しかし作業速度だけなら誰よりも速かった。
ソレイナが静かに笑う。
「お疲れ様です、主様」
「ありがとな。お前らも手伝ってくれたしな」
ユシルはふわふわと浮かびながら伸びをした。
「ふにゃぁ~終わったぁ~」
アヤネも小さく息を吐く。
「今日は少し量が多かったですね」
フリートも頷く。
「ですね。
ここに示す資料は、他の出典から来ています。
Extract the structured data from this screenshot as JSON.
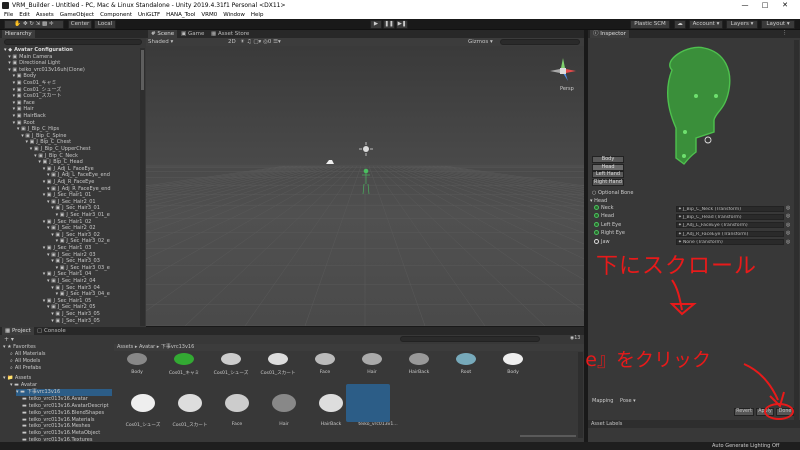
{
  "window": {
    "title": "VRM_Builder - Untitled - PC, Mac & Linux Standalone - Unity 2019.4.31f1 Personal <DX11>"
  },
  "menu": [
    "File",
    "Edit",
    "Assets",
    "GameObject",
    "Component",
    "UniGLTF",
    "HANA_Tool",
    "VRM0",
    "Window",
    "Help"
  ],
  "toolbar": {
    "center": "Center",
    "local": "Local",
    "plastic": "Plastic SCM",
    "account": "Account",
    "layers": "Layers",
    "layout": "Layout"
  },
  "hierarchy": {
    "tab": "Hierarchy",
    "search_placeholder": "All",
    "items": [
      {
        "label": "Avatar Configuration",
        "indent": 0,
        "bold": true
      },
      {
        "label": "Main Camera",
        "indent": 1
      },
      {
        "label": "Directional Light",
        "indent": 1
      },
      {
        "label": "teiko_vrc013v16uh(Clone)",
        "indent": 1
      },
      {
        "label": "Body",
        "indent": 2
      },
      {
        "label": "Cos01_キャミ",
        "indent": 2
      },
      {
        "label": "Cos01_シューズ",
        "indent": 2
      },
      {
        "label": "Cos01_スカート",
        "indent": 2
      },
      {
        "label": "Face",
        "indent": 2
      },
      {
        "label": "Hair",
        "indent": 2
      },
      {
        "label": "HairBack",
        "indent": 2
      },
      {
        "label": "Root",
        "indent": 2
      },
      {
        "label": "J_Bip_C_Hips",
        "indent": 3
      },
      {
        "label": "J_Bip_C_Spine",
        "indent": 4
      },
      {
        "label": "J_Bip_C_Chest",
        "indent": 5
      },
      {
        "label": "J_Bip_C_UpperChest",
        "indent": 6
      },
      {
        "label": "J_Bip_C_Neck",
        "indent": 7
      },
      {
        "label": "J_Bip_C_Head",
        "indent": 8
      },
      {
        "label": "J_Adj_L_FaceEye",
        "indent": 9
      },
      {
        "label": "J_Adj_L_FaceEye_end",
        "indent": 10
      },
      {
        "label": "J_Adj_R_FaceEye",
        "indent": 9
      },
      {
        "label": "J_Adj_R_FaceEye_end",
        "indent": 10
      },
      {
        "label": "J_Sec_Hair1_01",
        "indent": 9
      },
      {
        "label": "J_Sec_Hair2_01",
        "indent": 10
      },
      {
        "label": "J_Sec_Hair3_01",
        "indent": 11
      },
      {
        "label": "J_Sec_Hair3_01_e",
        "indent": 12
      },
      {
        "label": "J_Sec_Hair1_02",
        "indent": 9
      },
      {
        "label": "J_Sec_Hair2_02",
        "indent": 10
      },
      {
        "label": "J_Sec_Hair3_02",
        "indent": 11
      },
      {
        "label": "J_Sec_Hair3_02_e",
        "indent": 12
      },
      {
        "label": "J_Sec_Hair1_03",
        "indent": 9
      },
      {
        "label": "J_Sec_Hair2_03",
        "indent": 10
      },
      {
        "label": "J_Sec_Hair3_03",
        "indent": 11
      },
      {
        "label": "J_Sec_Hair3_03_e",
        "indent": 12
      },
      {
        "label": "J_Sec_Hair1_04",
        "indent": 9
      },
      {
        "label": "J_Sec_Hair2_04",
        "indent": 10
      },
      {
        "label": "J_Sec_Hair3_04",
        "indent": 11
      },
      {
        "label": "J_Sec_Hair3_04_e",
        "indent": 12
      },
      {
        "label": "J_Sec_Hair1_05",
        "indent": 9
      },
      {
        "label": "J_Sec_Hair2_05",
        "indent": 10
      },
      {
        "label": "J_Sec_Hair3_05",
        "indent": 11
      },
      {
        "label": "J_Sec_Hair3_05",
        "indent": 11
      }
    ]
  },
  "scene": {
    "tabs": [
      "Scene",
      "Game",
      "Asset Store"
    ],
    "shading": "Shaded",
    "mode": "2D",
    "gizmos": "Gizmos",
    "search_placeholder": "All",
    "persp": "Persp"
  },
  "inspector": {
    "tab": "Inspector",
    "body_buttons": [
      "Body",
      "Head",
      "Left Hand",
      "Right Hand"
    ],
    "optional_bone": "Optional Bone",
    "section": "Head",
    "bones": [
      {
        "label": "Neck",
        "value": "J_Bip_C_Neck (Transform)"
      },
      {
        "label": "Head",
        "value": "J_Bip_C_Head (Transform)"
      },
      {
        "label": "Left Eye",
        "value": "J_Adj_L_FaceEye (Transform)"
      },
      {
        "label": "Right Eye",
        "value": "J_Adj_R_FaceEye (Transform)"
      },
      {
        "label": "Jaw",
        "value": "None (Transform)"
      }
    ],
    "mapping": "Mapping",
    "pose": "Pose",
    "revert": "Revert",
    "apply": "Apply",
    "done": "Done",
    "asset_labels": "Asset Labels"
  },
  "project": {
    "tabs": [
      "Project",
      "Console"
    ],
    "favorites": "Favorites",
    "fav_items": [
      "All Materials",
      "All Models",
      "All Prefabs"
    ],
    "assets": "Assets",
    "tree": [
      "Avatar",
      "下事vrc13v16",
      "teiko_vrc013v16.Avatar",
      "teiko_vrc013v16.AvatarDescript",
      "teiko_vrc013v16.BlendShapes",
      "teiko_vrc013v16.Materials",
      "teiko_vrc013v16.Meshes",
      "teiko_vrc013v16.MetaObject",
      "teiko_vrc013v16.Textures"
    ],
    "breadcrumb": [
      "Assets",
      "Avatar",
      "下事vrc13v16"
    ],
    "search_count": "13",
    "row1": [
      "Body",
      "Cos01_キャミ",
      "Cos01_シューズ",
      "Cos01_スカート",
      "Face",
      "Hair",
      "HairBack",
      "Root",
      "Body"
    ],
    "row2": [
      "Cos01_シューズ",
      "Cos01_スカート",
      "Face",
      "Hair",
      "HairBack",
      "teiko_vrc013v1..."
    ]
  },
  "annotations": {
    "scroll": "下にスクロール",
    "done": "『Done』をクリック"
  },
  "status": {
    "right": "Auto Generate Lighting Off"
  },
  "colors": {
    "accent": "#44c26a",
    "annotation": "#e81a1a",
    "selection": "#2c5d87"
  }
}
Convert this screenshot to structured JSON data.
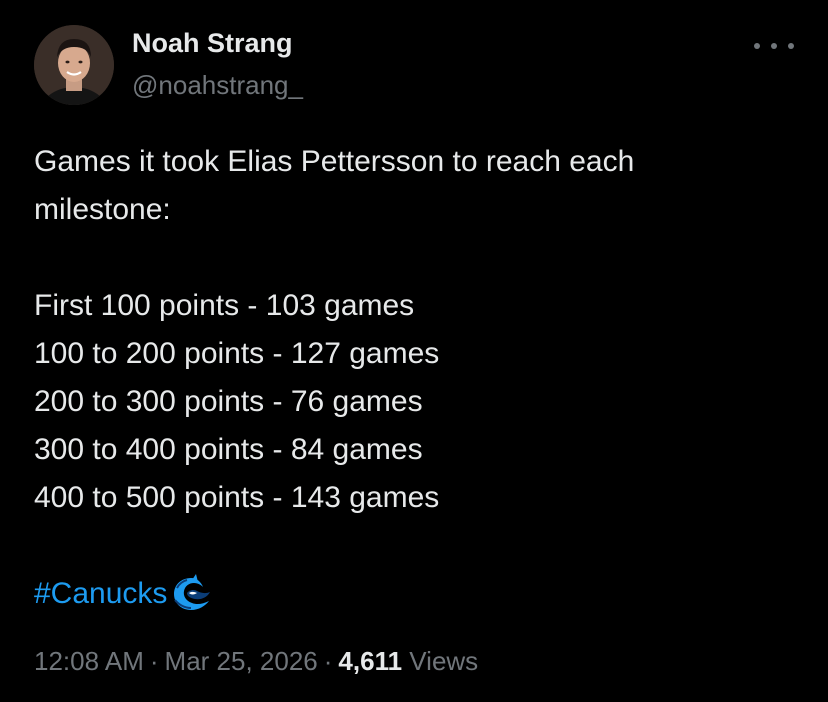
{
  "author": {
    "display_name": "Noah Strang",
    "handle": "@noahstrang_"
  },
  "icons": {
    "avatar": "profile-photo",
    "more": "more-horizontal-icon",
    "hashtag_emoji": "canucks-orca-logo"
  },
  "tweet": {
    "intro_line1": "Games it took Elias Pettersson to reach each",
    "intro_line2": "milestone:",
    "milestones": [
      "First 100 points - 103 games",
      "100 to 200 points - 127 games",
      "200 to 300 points - 76 games",
      "300 to 400 points - 84 games",
      "400 to 500 points - 143 games"
    ],
    "hashtag": "#Canucks"
  },
  "meta": {
    "time": "12:08 AM",
    "separator": "·",
    "date": "Mar 25, 2026",
    "views_count": "4,611",
    "views_label": "Views"
  },
  "colors": {
    "background": "#000000",
    "primary_text": "#e7e9ea",
    "secondary_text": "#71767b",
    "link": "#1d9bf0"
  }
}
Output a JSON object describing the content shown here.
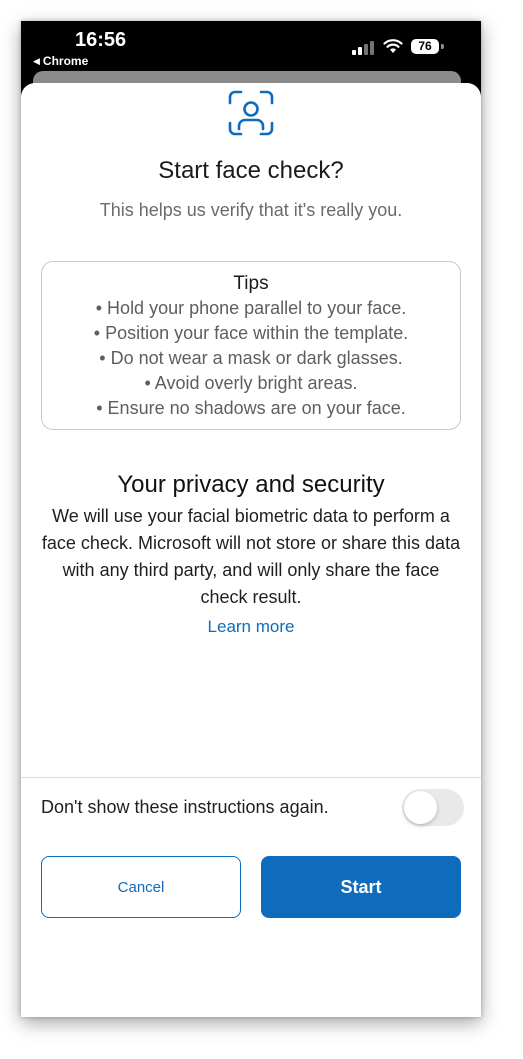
{
  "status_bar": {
    "time": "16:56",
    "back_app": "Chrome",
    "battery": "76",
    "icons": [
      "signal-icon",
      "wifi-icon",
      "battery-icon"
    ]
  },
  "dialog": {
    "icon": "face-scan-icon",
    "title": "Start face check?",
    "subtitle": "This helps us verify that it's really you.",
    "tips": {
      "title": "Tips",
      "items": [
        "• Hold your phone parallel to your face.",
        "• Position your face within the template.",
        "• Do not wear a mask or dark glasses.",
        "• Avoid overly bright areas.",
        "• Ensure no shadows are on your face."
      ]
    },
    "privacy": {
      "title": "Your privacy and security",
      "body": "We will use your facial biometric data to perform a face check. Microsoft will not store or share this data with any third party, and will only share the face check result.",
      "link": "Learn more"
    },
    "toggle": {
      "label": "Don't show these instructions again.",
      "on": false
    },
    "buttons": {
      "cancel": "Cancel",
      "start": "Start"
    }
  },
  "colors": {
    "accent": "#0f6cbd",
    "toggle_off": "#e9e9ea",
    "text_secondary": "#6b6b6b"
  }
}
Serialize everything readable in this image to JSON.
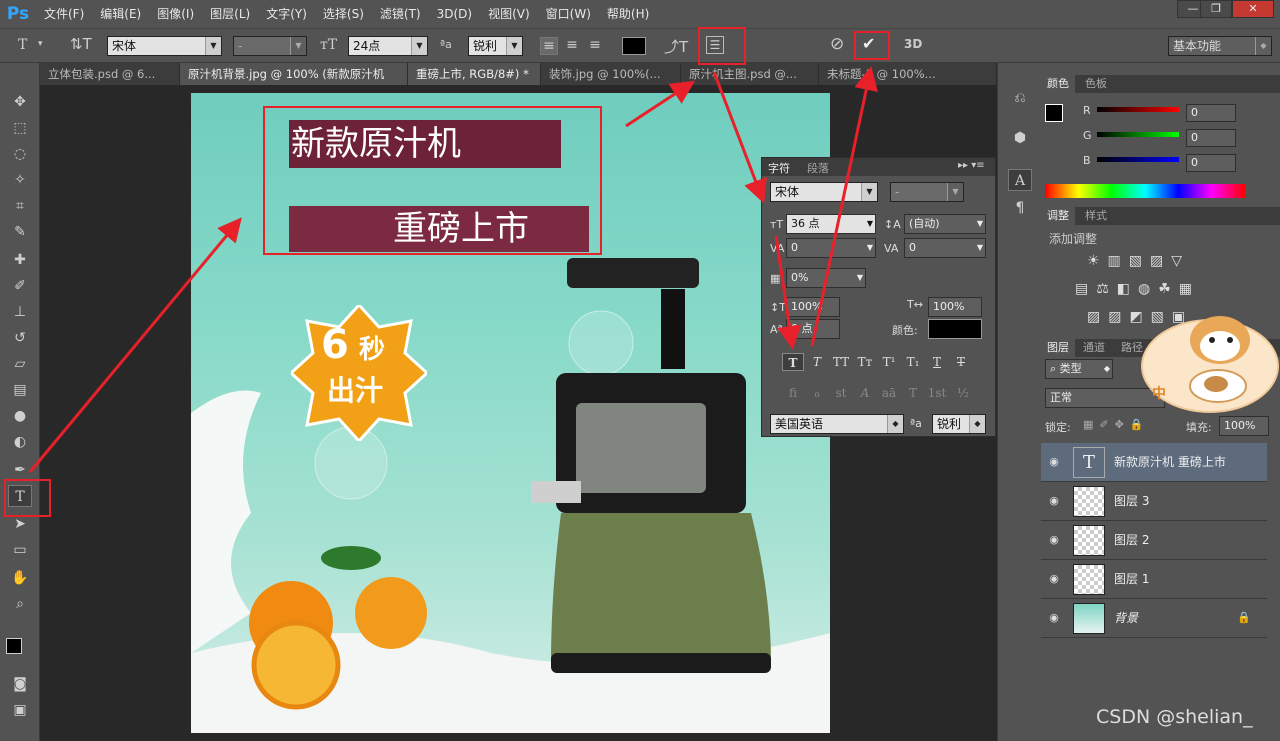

でも全部終わりました!」
アイナは紙束を整えながら胸を張った。
「完了です!」
その様子にレンは苦笑した。
「お前、本当にすごいな」
「はい!」
即答だった。
迷いがない。
堂々としている。
月影詩乃がそんなアイナを見つめる。
「頭良い」
「ありがとうございます!」
朝比奈咲夜が身を乗り出す。
「どれくらい頭良いの?」
「主君が今まで食べた朝食の回数も大体計算できます」
「怖っ!?」
咲夜が飛び上がった。
生徒会室に笑いが広がる。
氷室凛も思わず口元を緩めた。
「本当に規格外ね」
アイナは不思議そうに首を傾げる。
「そうですか?」
「そうよ」
「そうなんですね」
本人に自覚はないらしい。
天城修也は苦笑しながら立ち上がった。
「さて」
全員の視線が向く。
「今日の仕事はこれで終わりだ」
「おぉ~!」
「やった~!」
「帰れる」
それぞれ反応を見せる。
修也は窓の外を見る。
夕焼けが校庭を赤く染めていた。
「最近は比較的平和だ」
「ですね」
「平和なのは良いことだよね~」
「うん」
「その通りです」
修也は静かに笑う。
「だからこそ今を大切にしよう」
その言葉に全員が頷いた。
戦いばかりではない。
こういう時間も大事なのだ。
やがて帰る準備が始まる。
書類を片付ける者。
荷物をまとめる者。
窓を閉める者。
いつもの日常。
いつもの放課後。
レンは鞄を肩にかけた。
「じゃあ帰るか」
「はい!」
「お供します!」
「帰ろ~」
「帰りましょう」
「主君、帰宅ですね!」
五人の擬神たちも続く。
その光景を見て咲夜が笑う。
「相変わらず賑やかだね~」
「俺もそう思う」
「ははは!」
再び笑いが起こった。
そして。
生徒会室の灯りが消される。
扉が閉まる。
今日の生徒会活動は終了した。
廊下を歩く。
夕暮れの校舎。
部活動帰りの生徒たち。
窓から吹く風。
平和な時間が流れていた。
校門を抜ける。
レンたちはいつもの帰り道を歩く。
ソレイナはレンの隣。
ユシルはふわふわ浮きながら移動。
アヤネは静かについてくる。
フリートは周囲を見回しながら歩き。
アイナは興味津々で辺りを観察していた。
「あれは何ですか?」
「コンビニ」
「あれは?」
「自販機」
「あれは?」
「電柱」
「あれは?」
「犬」
「あれは?」
「猫」
「あれは?」
「空」
「なるほど!」
ものすごい勢いで学習している。
レンは少し笑った。
「忙しいな」
「知識収集は大切です!」
「そうか」
アイナは満足そうだった。
そんな会話をしながら歩き続ける。
やがて住宅街へ入る。
見慣れた景色。
見慣れた道。
そして。
神代家が見えてきた。
アイナが目を輝かせる。
「主君」
「ん?」
「ここですか?」
レンは家を見上げる。
そして少しだけ笑った。
「そうだ」
夕日に照らされた家。
帰る場所。
みんなで帰る場所。
レンは静かに言った。
「俺の家だ」
アヤネが微笑む。
「入りましょう」
フリートも嬉しそうに頷く。
「はい!アイナちゃんにも見てもらいたいです!」
ソレイナも優しく笑った。
「そうですね」
ユシルは両手を上げる。
「しゅっぱ~つ~」
五人が元気よく声を揃える。
「オー!!!」
レンはそんな姿を見て思わず笑った。
最初はソレイナ一人だった。
そこからユシル。
アヤネ。
フリート。
そしてアイナ。
気付けば賑やかになったものだ。
だが悪くない。
むしろ。
心地良い。
レンは玄関へ向かいながら扉を開いた。